My memorable event was recalling a night just seeing the brilliant stars in the sky. The stars seem so bright in Haiti, probably because they don’t have as many street lights or ambient light from homes. It gave me the sense of awe of God’s creation, but also how much I appreciate being able to travel to LaGonave. It isn’t an easy or convenient place to get to, but I love the people there and appreciate that I can be a small part of their lives.
The person who suggested the question is also a pastor and his response has stuck with me. However, his reflection needs a bit of context. One afternoon we traveled “up the mountain” to a small village. Local doctors were holding a mobile clinic and we went up to observe and to bring medical supplies and food. We loaded up supplies and seven of us in the back of a pickup. Now the worst roads you’ve been on are some of the best on LaGonave. It is a rocky, volcanic island and the roads are almost indescribable. It took over two hours to go about 15 miles to this village.
About an hour into our journey, it began raining. I mean pouring. We were soaked to the core. After we arrived at the clinic, we gave out food and medical supplies, and observed some of the difficult medical cases.

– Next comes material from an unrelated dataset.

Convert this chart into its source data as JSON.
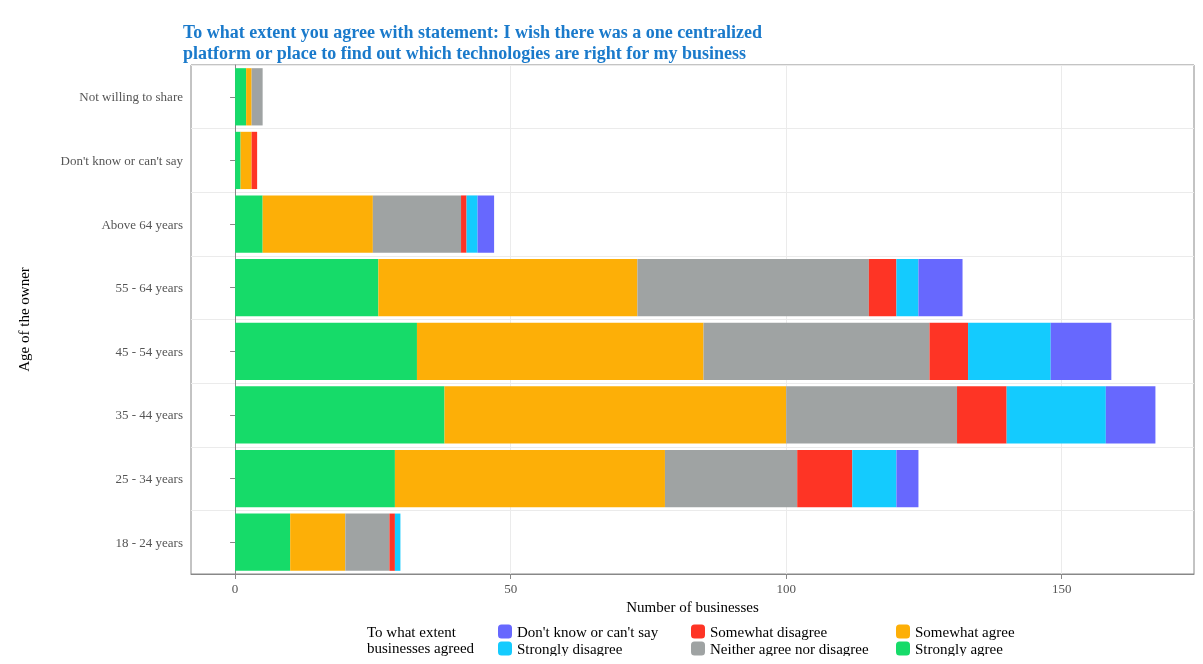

The rain had let up, so I made the decision to load the team back up and head down the mountain. Not ten minutes into our trip, it began to rain. I mean pour. It was a deluge of rain. It was the first time I’ve ever been cold in Haiti, in fact a young woman on our team’s hands were turning purple. Being soaked for 3 hours, even in Haiti, makes you chilly.
I was sitting on the back corner of the pickup, along with my pastor friend. He and I could see the river of water cascading down the road behind us. It looked like a waterfall, water pouring over the rocks and chasing us down the hill. He and I would look at each other – and laugh. We’d look at other team members, drowned rats in the back of a pickup, and just laugh. A time when people could have been angry or disappointed or frustrated and all we could do – was laugh.
So my pastor friend recalled this as his memorable event. That he will use this memory when the sky is falling on him, when things are dark and bleak, when he is soaked from the problems of others, when people are sharing that they are angry or disappointed or frustrated – that he can choose to laugh. Through it all, things will be better. The rain will stop. We will put on dry clothes. Our shoes will dry out. The sun will shine. We can laugh.